Mrs. Theresa May (Maidenhead) (Con): We all agree that human trafficking is the modern-day slave trade and remains a prevalent form of violence, particularly against woman and girls. There is a need to take strong action against trafficking. Does the Minister agree that reports such as the recent one from London Metropolitan university, which downplayed the extent of trafficking and was based on asking a very small number of women whether they thought that they had been trafficked-hardly the best basis for evidence-do not help to make the case for action? The case for ensuring that every police officer is suitably trained and understands human trafficking and related issues would be far better made if we raised awareness generally about the extent of the problem. What are the Government doing to ensure that we do just that?

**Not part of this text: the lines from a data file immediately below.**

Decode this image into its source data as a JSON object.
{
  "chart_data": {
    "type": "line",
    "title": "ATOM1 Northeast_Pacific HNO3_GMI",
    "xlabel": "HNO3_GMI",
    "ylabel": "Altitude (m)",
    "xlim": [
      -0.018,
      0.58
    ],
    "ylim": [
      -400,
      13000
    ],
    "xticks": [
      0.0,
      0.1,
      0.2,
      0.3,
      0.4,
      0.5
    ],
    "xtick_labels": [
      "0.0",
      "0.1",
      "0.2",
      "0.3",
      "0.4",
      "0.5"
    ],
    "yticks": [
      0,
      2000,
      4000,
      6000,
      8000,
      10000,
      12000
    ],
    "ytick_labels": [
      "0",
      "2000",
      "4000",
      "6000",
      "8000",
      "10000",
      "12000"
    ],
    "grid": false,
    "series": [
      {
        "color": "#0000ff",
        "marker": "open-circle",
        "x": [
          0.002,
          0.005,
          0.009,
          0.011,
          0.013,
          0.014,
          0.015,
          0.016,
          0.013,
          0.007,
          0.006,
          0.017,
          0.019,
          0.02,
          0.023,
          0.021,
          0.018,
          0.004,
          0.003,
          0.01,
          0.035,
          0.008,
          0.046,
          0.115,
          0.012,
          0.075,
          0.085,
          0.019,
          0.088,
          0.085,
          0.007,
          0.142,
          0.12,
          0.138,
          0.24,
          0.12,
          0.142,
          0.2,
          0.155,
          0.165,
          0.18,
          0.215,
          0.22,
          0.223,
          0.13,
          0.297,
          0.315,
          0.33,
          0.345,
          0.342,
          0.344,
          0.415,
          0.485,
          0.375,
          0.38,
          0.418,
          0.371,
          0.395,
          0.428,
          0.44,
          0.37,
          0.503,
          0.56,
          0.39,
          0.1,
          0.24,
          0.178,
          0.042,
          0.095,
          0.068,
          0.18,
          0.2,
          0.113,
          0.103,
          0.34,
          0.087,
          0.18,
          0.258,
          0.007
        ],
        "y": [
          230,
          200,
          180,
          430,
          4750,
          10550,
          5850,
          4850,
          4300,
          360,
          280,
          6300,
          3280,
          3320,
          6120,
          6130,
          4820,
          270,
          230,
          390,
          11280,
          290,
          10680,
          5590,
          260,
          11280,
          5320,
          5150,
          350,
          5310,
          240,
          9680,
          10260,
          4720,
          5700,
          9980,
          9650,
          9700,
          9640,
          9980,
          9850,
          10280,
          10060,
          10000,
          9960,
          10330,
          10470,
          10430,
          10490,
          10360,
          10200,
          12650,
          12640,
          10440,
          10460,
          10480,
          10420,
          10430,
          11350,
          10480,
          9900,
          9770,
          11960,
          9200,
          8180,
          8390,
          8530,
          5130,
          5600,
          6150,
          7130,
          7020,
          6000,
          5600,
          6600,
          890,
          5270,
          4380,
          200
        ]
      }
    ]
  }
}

I wholeheartedly agree with the right hon. Lady. We have to make it absolutely clear that although we do not know the exact numbers, we have never based our case for concern on the overall numbers; it is enough if even one woman has been kidnapped, brought across borders to this country and bought and sold like a modern-day slave. When I was Solicitor-General, I came across one case in which two gangs brought a girl to a supermarket car park and bartered over her;
she was sold from one gang to the other. If there is even one case such as that-and there are many more-that is enough for us to take tough action.
I take this opportunity to deplore the reporting in The Guardian; it sought to imply that because we did not know the specific numbers, or because some estimate had been wrong, somehow we were on the wrong track. Those involved should be ashamed of themselves.